Pada rumah tradisi Sasadu, tiang pemangku disangkutkan dengan memakai balok penguat tanpa memanfaatkan paku dan cuman memakai pasak kayu.
Sementara pada bagian-bagian balok penguat kerap dipakai jadi tempat duduk. Di mana sela di antara balok ditambah dengan skema kayu atau bambu yang membuat bale-bale atau dipan.
Di rumah tradisi ini nampak sejumlah tiang yang tidak tersambung dengan lainnya lantaran buat buka jalan yang berperan selaku tempat masuk-keluar rumah.
Sedikitnya ada kurang lebih 6 jalan masuk ke rumah rutinitas, yang terdiri dari 2 pintu masuk untuk para wanita, dua pintu masuk untuk golongan pria, serta dua pintu masuk untuk tamu.

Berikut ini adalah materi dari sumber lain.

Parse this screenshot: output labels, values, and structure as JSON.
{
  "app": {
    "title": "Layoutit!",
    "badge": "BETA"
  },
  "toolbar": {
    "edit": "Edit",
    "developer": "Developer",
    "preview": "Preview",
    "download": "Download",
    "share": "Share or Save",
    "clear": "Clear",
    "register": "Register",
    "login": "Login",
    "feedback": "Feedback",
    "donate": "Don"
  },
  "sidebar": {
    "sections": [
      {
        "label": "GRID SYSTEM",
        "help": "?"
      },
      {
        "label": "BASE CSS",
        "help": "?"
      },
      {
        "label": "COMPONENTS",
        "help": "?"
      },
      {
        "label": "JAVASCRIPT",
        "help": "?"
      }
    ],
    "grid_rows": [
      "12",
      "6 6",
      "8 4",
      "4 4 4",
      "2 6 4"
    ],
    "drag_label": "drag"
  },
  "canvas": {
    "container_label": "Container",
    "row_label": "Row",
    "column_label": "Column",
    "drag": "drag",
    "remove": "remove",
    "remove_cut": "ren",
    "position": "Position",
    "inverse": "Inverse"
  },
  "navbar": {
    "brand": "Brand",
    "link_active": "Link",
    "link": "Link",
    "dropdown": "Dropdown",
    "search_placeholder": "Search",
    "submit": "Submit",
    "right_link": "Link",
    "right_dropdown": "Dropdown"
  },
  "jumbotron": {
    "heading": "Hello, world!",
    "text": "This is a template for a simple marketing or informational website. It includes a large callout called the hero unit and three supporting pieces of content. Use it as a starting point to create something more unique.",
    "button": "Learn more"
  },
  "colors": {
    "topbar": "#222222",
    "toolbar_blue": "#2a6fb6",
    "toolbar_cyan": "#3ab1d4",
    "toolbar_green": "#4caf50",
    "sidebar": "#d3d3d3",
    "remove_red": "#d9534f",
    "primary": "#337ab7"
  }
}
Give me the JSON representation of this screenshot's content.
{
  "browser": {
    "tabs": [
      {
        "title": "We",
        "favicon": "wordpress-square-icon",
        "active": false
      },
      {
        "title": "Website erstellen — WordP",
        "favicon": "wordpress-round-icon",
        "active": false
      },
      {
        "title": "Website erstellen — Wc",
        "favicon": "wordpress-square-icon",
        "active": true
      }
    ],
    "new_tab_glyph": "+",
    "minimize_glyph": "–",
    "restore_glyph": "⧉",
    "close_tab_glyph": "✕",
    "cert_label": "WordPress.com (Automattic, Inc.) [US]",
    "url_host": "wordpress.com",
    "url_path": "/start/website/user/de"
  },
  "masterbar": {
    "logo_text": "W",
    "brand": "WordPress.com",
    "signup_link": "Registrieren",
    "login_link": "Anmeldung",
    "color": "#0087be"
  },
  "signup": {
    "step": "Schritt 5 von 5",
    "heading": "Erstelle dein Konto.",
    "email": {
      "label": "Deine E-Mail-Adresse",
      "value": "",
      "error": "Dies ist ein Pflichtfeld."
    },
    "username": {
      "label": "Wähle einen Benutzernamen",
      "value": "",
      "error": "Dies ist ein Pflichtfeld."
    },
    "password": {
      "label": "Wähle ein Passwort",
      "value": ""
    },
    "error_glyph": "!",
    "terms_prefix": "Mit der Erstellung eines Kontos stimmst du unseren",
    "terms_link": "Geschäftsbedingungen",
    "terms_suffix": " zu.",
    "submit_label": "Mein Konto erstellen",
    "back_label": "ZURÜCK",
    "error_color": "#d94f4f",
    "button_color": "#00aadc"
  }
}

Sementara kerangka atapnya memakai material bambu yang diikat dengan ijuk, dan pada sisi atap dibikin dari anyaman daun kelapa atau daun sagu yang bisa bertahan dalam kurun waktu lumayan lama.
Ada sejumlah pengertian filosofi yang ada dalam bangunan hunian tradisi Sasadu, salah satunya merupakan:
Bentuk bangunan yang terbuka memperlambangkan terdapatnya sikap terbuka di orang Maluku maka pengin terima pendatang dengan suka hati serta tangan terbuka tanpa ada menyaksikan ketidaksamaan.
Kain warna merah dan putih yang ada di ranngka atap jadi ikon kesayangan penduduk Maluku ke negara dan bangsa Indonesia.
Warna ini pula memperlambangkan kerukunan yang terwujud di antara umat agama Islam dan Kristen sebagai agama sebagian besar di lokasi ini.
Ukuran ujung atap sisi bawah yang dibentuk lebih pendek dari langit-langit mewajibkan tiap orang yang tiba untuk membungkuk dan tundukkan kepala.
Masalah ini sekalian sebagai lambang rasa hormat serta kepatuhan pada peraturan kebiasaan orang di tempat.
Sementara ukir-pahatan dengan wujud perahu di ujung atap berarti jika sebagian besar penduduk orang-orangnya ialah nelayan yang menyukai melaut menjalani samudera.